The State of California is proposing to add ten days of instruction to the 2020-21 school year, in an attempt to compensate for learning losses during the pandemic.
Schools are driven by the clock. We can probably all picture that great round wall clock at the front of every classroom we ever sat in. Bells chime to signal the beginning and end of each day, at precise hours like 8:14 am and 2:43 pm. The time to pass between classes is rationed, with high school corridors briefly coming alive before the panic to beat the buzzer.
Time is a variable schools can carve up, manipulate, and – maybe – control. We often do it in the name of equity. If we can just ensure the same number of minutes of instruction for all…
In the 1980s I was a teacher in a multi-track, year-round school – a time-based solution to over-crowding in LAUSD. In our “Concept 6 Modified” calendar, 40 minutes were added to the end of every school day, and a whole month of instruction was cut. A trade-off of time and space was achieved, in the name of equity: three “tracks” rotated through the building, sharing classroom space, and students across the district all received the same number of minutes of instruction each year.
But as a teacher I knew that 40 minutes at the end of the day was not the same quality time as a whole month of mornings for children. Never mind all the instructional time that was lost shuffling between classrooms, moving materials, and going on and off of “vacation” mode.
The pandemic has put the whole world on hold, and upended time in countless ways. It has forced us all to take a pause in so many of the things that gave our lives a sense of momentum and direction.
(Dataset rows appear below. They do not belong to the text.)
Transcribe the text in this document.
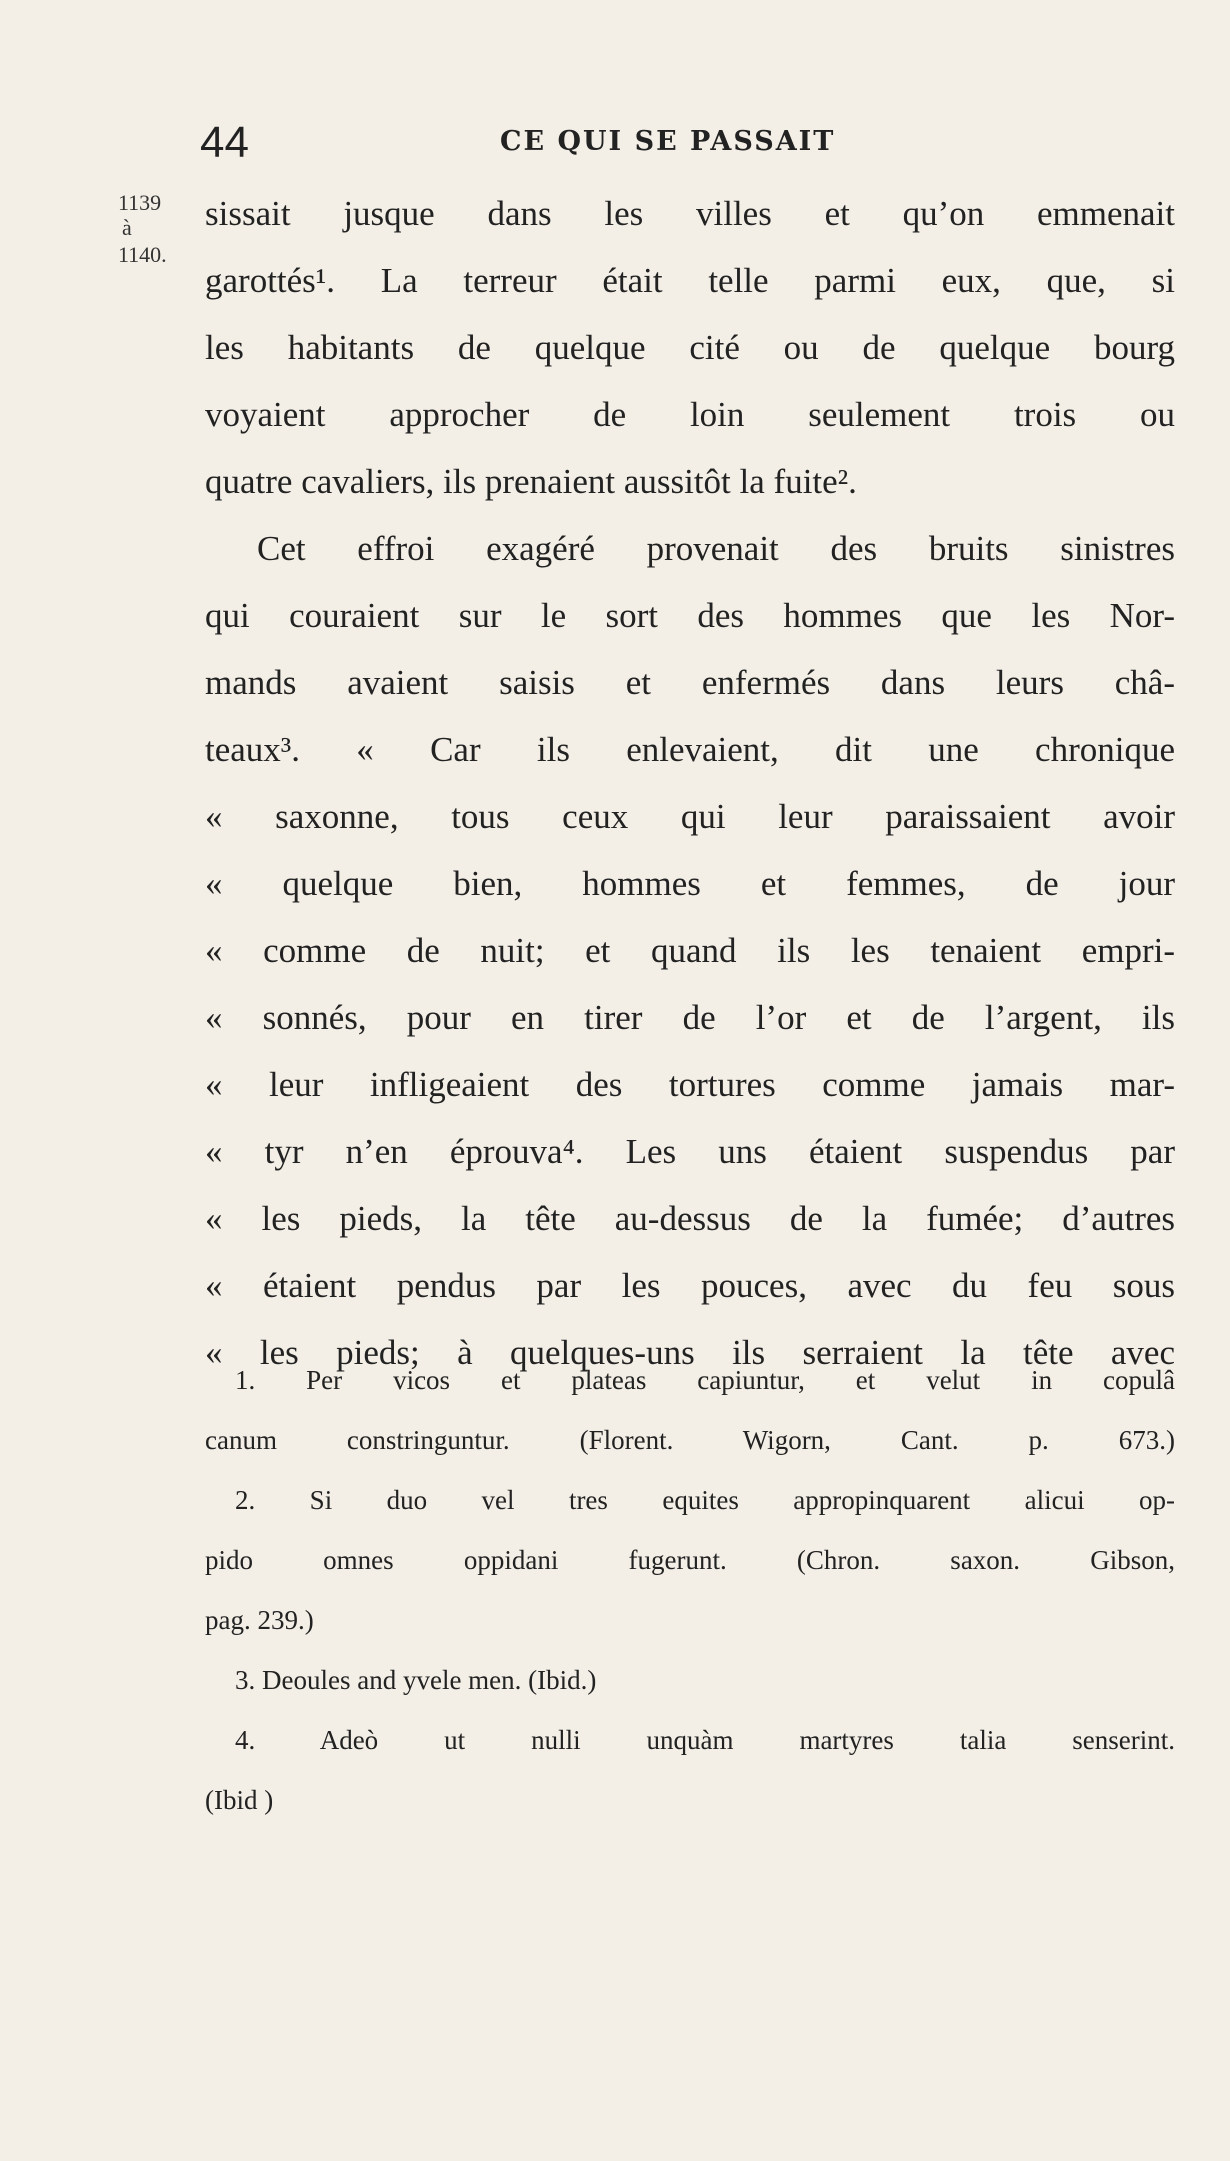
44	CE QUI SE PASSAIT
1139
à
1140.
sissait jusque dans les villes et qu’on emmenait
garottés¹. La terreur était telle parmi eux, que, si
les habitants de quelque cité ou de quelque bourg
voyaient approcher de loin seulement trois ou
quatre cavaliers, ils prenaient aussitôt la fuite².
Cet effroi exagéré provenait des bruits sinistres
qui couraient sur le sort des hommes que les Nor-
mands avaient saisis et enfermés dans leurs châ-
teaux³. « Car ils enlevaient, dit une chronique
« saxonne, tous ceux qui leur paraissaient avoir
« quelque bien, hommes et femmes, de jour
« comme de nuit; et quand ils les tenaient empri-
« sonnés, pour en tirer de l’or et de l’argent, ils
« leur infligeaient des tortures comme jamais mar-
« tyr n’en éprouva⁴. Les uns étaient suspendus par
« les pieds, la tête au-dessus de la fumée; d’autres
« étaient pendus par les pouces, avec du feu sous
« les pieds; à quelques-uns ils serraient la tête avec
1. Per vicos et plateas capiuntur, et velut in copulâ
canum constringuntur. (Florent. Wigorn, Cant. p. 673.)
2. Si duo vel tres equites appropinquarent alicui op-
pido omnes oppidani fugerunt. (Chron. saxon. Gibson,
pag. 239.)
3. Deoules and yvele men. (Ibid.)
4. Adeò ut nulli unquàm martyres talia senserint.
(Ibid )
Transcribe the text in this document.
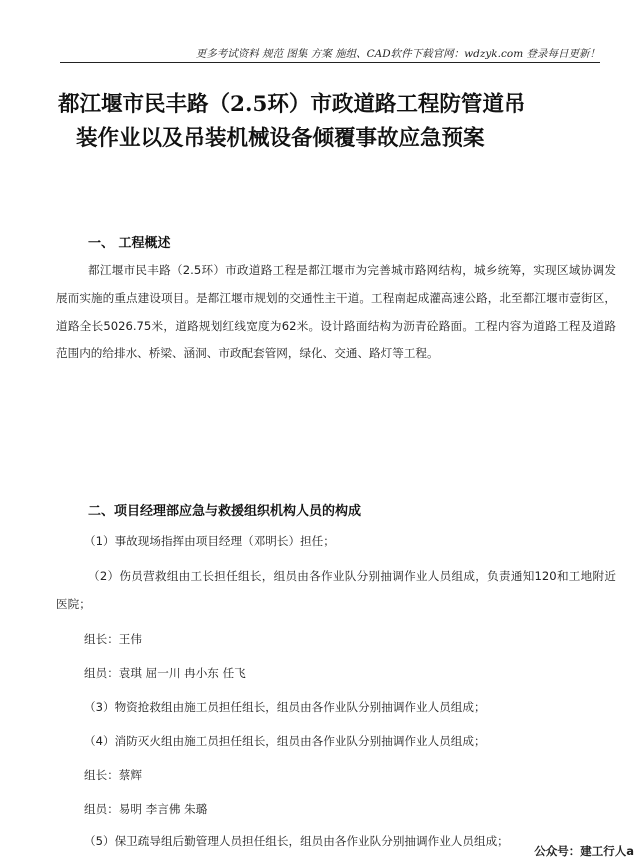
更多考试资料 规范 图集 方案 施组、CAD软件下载官网：wdzyk.com 登录每日更新！
都江堰市民丰路（2.5环）市政道路工程防管道吊
装作业以及吊装机械设备倾覆事故应急预案
一、 工程概述

都江堰市民丰路（2.5环）市政道路工程是都江堰市为完善城市路网结构，城乡统筹，实现区域协调发展而实施的重点建设项目。是都江堰市规划的交通性主干道。工程南起成灌高速公路，北至都江堰市壹街区，道路全长5026.75米，道路规划红线宽度为62米。设计路面结构为沥青砼路面。工程内容为道路工程及道路范围内的给排水、桥梁、涵洞、市政配套管网，绿化、交通、路灯等工程。

二、项目经理部应急与救援组织机构人员的构成

（1）事故现场指挥由项目经理（邓明长）担任；

（2）伤员营救组由工长担任组长，组员由各作业队分别抽调作业人员组成，负责通知120和工地附近医院；

组长：王伟

组员：袁琪 屈一川 冉小东 任飞

（3）物资抢救组由施工员担任组长，组员由各作业队分别抽调作业人员组成；

（4）消防灭火组由施工员担任组长，组员由各作业队分别抽调作业人员组成；

组长：蔡辉

组员：易明 李言佛 朱璐

（5）保卫疏导组后勤管理人员担任组长，组员由各作业队分别抽调作业人员组成；

公众号：建工行人a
We can’t just plod blindly forward along predetermined developmental tracks to a presumably certain future. We can’t start and stop the buzzer just when we choose.
Since April, I have been conducting a diary-based study of the pandemic experiences of 33 families from diverse social positions around the U.S. * Through participants’ words, we see the uneven the impact of the pandemic on the education of children – shaped by families’ social and economic positions, the ages and grades of their children, their access to technology, internet services, and technical support, and children’s particular social, emotional and learning needs. Some young people – across race/ethnicity and social class – are thriving. Freed from the drudgery of school, they are using this time to explore their own interests. And families are learning all kinds of things as they live through this moment – despite or because of all the challenges it presents.
What would it mean to really seize this pause, and use this time to reflect deeply? What if schools led this effort? Rather than adding a few days of instruction to the school calendar – charging forward with our pre-pandemic curriculum – what if we retreated for ten days, to bring students, teachers, parents and community members together to share what we are all learning from the pandemic itself, and from our experiences within it?
I propose a ten-day educational summit, led by California school leaders and students. That’s a ten-day plan I could get behind.
*The team of researchers on the project include Dr. Lu (Priscilla) Liu and Sophía Ángeles. The project was funded by grants from the Spencer Foundation, the UCLA Bedari Kindness Institute, and the Social Science Research Council.